ABSTRACT Methylglyoxal is a reactive dicarbonyl byproduct of glycolysis implicated in a growing number of neuropathic pain conditions, including chemotherapy-induced peripheral neuropathy, diabetic peripheral neuropathy, and radiculopathy with lumbar disc herniation. Recent studies show success in preclinical models treating these disorders with an interventional ketogenic diet. Here, we tested the hypothesis that a ketogenic diet modifies pathological methylglyoxal signaling as a mechanism underlying neuropathy improvement. We found that mice injected with methylglyoxal displayed nociceptive behaviors, whereas mice pre-fed a ketogenic diet were resistant to mechanical allodynia elicited by methylglyoxal. In addition, levels of circulating methylglyoxal were reduced in ketogenic diet-fed mice and negatively correlated with levels of the ketone body β-hydroxybutyrate. Methylglyoxal is normally scavenged by the glyoxalase system, and ketogenic diet-fed mice displayed increased glyoxalase 1 activity compared to chow-fed control mice. Recent studies also suggest ketone bodies contribute to methylglyoxal detoxification, consistent with negative correlation between β-hydroxybutyrate and methylglyoxal. To assess whether ketone bodies modified methylglyoxal-evoked nociception via direct methylglyoxal detoxification, we coincubated either acetoacetate or β-hydroxybutyrate with methylglyoxal prior to injection.

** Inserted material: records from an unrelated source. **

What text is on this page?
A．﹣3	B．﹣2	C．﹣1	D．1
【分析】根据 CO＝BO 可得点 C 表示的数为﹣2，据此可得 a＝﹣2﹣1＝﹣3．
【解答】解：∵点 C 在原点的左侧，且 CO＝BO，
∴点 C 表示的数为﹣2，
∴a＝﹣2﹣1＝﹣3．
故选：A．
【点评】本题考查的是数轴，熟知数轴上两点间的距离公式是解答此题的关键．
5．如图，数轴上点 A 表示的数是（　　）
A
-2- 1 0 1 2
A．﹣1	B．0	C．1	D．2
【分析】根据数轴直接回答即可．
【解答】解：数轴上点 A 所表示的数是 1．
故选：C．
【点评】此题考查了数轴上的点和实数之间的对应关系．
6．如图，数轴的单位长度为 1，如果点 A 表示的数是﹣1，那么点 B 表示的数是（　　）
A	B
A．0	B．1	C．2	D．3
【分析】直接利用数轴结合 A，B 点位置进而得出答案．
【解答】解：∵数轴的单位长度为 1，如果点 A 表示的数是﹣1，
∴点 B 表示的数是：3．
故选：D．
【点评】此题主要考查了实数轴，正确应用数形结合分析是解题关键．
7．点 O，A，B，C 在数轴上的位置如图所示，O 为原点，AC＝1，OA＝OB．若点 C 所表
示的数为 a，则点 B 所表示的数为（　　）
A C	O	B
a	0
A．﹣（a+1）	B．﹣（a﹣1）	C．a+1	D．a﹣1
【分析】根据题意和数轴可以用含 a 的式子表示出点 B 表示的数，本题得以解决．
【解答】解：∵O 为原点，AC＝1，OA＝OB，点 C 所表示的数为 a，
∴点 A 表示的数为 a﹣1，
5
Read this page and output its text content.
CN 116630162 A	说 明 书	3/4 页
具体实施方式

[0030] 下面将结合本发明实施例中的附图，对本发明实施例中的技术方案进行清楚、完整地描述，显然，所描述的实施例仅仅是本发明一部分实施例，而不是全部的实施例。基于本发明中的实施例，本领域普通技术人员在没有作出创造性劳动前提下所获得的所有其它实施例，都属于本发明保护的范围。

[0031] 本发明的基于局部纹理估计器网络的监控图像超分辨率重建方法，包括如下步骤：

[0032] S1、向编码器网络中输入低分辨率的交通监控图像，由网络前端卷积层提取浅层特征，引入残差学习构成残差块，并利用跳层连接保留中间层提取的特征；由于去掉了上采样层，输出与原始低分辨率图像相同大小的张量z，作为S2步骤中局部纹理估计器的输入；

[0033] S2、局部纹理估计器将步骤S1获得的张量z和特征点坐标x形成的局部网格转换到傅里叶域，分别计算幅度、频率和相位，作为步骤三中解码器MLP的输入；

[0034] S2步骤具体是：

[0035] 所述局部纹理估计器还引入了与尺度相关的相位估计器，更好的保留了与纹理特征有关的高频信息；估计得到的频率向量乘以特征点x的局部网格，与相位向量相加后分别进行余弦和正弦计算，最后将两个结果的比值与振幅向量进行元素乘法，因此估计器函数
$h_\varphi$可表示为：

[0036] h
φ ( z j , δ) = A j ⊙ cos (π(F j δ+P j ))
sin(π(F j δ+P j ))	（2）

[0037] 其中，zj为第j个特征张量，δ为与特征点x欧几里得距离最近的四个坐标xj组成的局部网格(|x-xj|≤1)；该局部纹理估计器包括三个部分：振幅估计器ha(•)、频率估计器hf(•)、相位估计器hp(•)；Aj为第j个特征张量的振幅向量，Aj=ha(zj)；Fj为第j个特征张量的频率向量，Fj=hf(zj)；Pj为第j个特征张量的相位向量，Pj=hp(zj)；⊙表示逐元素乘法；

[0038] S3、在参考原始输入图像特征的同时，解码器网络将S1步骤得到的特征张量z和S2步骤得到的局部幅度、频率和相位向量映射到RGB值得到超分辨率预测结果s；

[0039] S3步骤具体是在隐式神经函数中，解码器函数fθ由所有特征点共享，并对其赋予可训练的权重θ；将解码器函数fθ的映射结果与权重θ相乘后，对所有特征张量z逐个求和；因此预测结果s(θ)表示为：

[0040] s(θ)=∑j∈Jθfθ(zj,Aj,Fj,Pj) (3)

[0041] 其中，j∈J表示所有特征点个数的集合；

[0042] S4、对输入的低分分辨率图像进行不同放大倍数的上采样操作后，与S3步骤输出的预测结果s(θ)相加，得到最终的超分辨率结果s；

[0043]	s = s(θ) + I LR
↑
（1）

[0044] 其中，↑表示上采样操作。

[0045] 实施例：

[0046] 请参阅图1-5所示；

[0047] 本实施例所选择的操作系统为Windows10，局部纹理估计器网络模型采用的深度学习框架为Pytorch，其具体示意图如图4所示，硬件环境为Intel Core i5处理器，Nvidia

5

Mice receiving intraplantar methylglyoxal injection exhibit increased nociceptive behavior (lifting, licking, biting, scratching), which was significantly reduced by coincubation with either acetoacetate or β-hydroxybutyrate. Methylglyoxal increased phospho-ERK-positive cells in the spinal dorsal horn, and this evoked spinal activation was ameliorated by preincubation with acetoacetate or β-hydroxybutyrate. These results suggest that a ketogenic diet and ketone bodies ameliorate methylglyoxal-evoked nociception, partially through detoxification of methylglyoxal, and provide rationale for therapeutic intervention with a ketogenic diet in methylglyoxal-driven pathologies.